(原題:Reality)(アメリカ,2023)
仕事終わりにスーパーに寄ってから軽自動車で自宅に帰ると,突然,二人の男に呼び止められる,小柄な白人女性のリアリティ。男二人はFBIだと名乗ってバッヂを見せ,家宅捜索の令状が出ているから家に入りたいと言う。家の中に他に人はいないか,武器は置いていないか,矢継ぎ早に質問をしてくる。やがて応援のFBIも駆けつけ,自宅の周りには黄色い「立ち入り禁止」のテープが張り巡らされる。一体何がどうして?
[以下,ネタバレ]
2016年のアメリカ大統領選挙へロシアが介入した疑惑に関する機密情報を漏洩した罪で,懲役5年の刑に処せられた,国家安全保障局(NSA)の職員リアリティ・ウィナーの事件を映画化したもの。
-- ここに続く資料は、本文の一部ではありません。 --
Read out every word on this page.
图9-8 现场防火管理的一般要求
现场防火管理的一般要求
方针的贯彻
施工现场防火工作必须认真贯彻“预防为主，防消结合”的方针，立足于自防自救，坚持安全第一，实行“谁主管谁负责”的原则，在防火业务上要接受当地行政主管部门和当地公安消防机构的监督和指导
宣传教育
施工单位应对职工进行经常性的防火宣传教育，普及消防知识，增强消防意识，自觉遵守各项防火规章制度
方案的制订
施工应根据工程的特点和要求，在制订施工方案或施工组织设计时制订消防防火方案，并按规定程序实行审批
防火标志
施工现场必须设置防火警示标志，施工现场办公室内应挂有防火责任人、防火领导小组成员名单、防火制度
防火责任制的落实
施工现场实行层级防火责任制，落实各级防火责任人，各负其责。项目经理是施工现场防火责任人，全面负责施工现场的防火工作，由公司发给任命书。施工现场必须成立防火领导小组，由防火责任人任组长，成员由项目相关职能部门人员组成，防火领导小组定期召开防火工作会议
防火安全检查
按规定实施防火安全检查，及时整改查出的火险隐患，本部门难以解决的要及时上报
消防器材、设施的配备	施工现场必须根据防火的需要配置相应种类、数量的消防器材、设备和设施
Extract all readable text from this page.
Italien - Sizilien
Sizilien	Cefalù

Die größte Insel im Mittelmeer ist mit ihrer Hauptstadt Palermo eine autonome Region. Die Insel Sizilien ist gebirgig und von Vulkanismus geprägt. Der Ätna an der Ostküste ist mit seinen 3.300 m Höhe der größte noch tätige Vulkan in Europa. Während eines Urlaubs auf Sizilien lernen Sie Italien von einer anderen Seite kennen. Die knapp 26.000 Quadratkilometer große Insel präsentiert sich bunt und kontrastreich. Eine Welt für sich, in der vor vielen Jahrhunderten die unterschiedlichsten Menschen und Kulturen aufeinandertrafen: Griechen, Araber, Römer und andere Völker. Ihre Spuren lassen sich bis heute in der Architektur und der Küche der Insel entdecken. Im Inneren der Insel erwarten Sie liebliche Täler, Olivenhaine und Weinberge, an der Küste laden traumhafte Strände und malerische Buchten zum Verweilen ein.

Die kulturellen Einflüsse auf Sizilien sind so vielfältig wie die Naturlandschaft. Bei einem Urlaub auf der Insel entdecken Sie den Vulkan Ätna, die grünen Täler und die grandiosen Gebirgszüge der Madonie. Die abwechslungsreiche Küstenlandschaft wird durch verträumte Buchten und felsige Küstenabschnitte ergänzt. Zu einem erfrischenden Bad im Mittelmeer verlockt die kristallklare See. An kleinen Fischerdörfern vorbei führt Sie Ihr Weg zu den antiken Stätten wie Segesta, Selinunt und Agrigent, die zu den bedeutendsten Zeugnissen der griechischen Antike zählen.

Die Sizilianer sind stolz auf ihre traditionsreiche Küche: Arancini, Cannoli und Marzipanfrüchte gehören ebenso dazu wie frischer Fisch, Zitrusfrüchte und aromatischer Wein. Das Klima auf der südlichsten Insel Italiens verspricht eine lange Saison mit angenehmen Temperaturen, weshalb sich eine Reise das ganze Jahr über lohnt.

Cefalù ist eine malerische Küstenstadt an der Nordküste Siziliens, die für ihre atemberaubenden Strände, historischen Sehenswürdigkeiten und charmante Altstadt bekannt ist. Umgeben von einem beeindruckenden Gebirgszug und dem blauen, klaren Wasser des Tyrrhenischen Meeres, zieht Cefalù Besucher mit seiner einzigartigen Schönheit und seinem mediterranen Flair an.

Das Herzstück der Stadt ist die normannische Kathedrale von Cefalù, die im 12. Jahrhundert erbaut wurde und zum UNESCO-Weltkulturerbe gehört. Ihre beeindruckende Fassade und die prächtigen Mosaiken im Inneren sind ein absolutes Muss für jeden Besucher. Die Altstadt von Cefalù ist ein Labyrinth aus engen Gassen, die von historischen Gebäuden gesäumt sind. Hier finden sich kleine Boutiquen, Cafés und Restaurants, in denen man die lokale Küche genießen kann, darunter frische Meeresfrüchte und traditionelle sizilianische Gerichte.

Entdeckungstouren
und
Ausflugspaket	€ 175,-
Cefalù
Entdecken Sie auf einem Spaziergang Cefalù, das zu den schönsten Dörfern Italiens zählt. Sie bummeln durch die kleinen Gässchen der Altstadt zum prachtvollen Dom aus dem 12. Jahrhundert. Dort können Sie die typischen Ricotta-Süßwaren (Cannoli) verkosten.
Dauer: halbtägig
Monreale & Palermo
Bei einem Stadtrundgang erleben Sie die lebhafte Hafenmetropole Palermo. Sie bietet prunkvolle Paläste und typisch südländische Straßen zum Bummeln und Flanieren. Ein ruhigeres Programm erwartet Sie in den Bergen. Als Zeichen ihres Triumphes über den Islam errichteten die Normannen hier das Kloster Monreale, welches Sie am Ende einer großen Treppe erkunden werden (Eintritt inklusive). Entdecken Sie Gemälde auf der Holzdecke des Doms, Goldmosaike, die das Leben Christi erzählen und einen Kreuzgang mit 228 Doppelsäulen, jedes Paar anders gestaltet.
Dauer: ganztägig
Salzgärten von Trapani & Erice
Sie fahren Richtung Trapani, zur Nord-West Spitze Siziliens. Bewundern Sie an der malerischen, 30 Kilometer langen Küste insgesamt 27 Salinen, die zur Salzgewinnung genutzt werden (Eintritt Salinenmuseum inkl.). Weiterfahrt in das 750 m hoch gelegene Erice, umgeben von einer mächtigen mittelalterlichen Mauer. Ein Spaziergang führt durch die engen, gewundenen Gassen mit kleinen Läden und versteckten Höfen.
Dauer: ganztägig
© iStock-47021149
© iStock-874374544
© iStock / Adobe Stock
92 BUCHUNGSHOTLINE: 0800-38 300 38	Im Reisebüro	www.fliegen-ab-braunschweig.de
この事件そのものを知らなかったので,何が疑われてるのか,何かの間違いではないか,何が本当なのか分からなくて,見ていてドキドキしました。だんだん暴かれていく真実が怖い。リアリティを演じたシドニー・スウィーニーの演技も素朴な感じで非常に良い。
逆に,事件を知っているであろうアメリカ人は(ニュースや新聞を見ないから知らないアメリカ人もいるだろうけど),これをどう見たんだろう。結末を知っている(ネタバレしてる)わけだから,たぶん,見え方もまったく違うんだろうなぁ。それはそれで,なんでごく普通の職員が重要な機密情報を漏らしたのか,その動機を推し量る物語,ということか。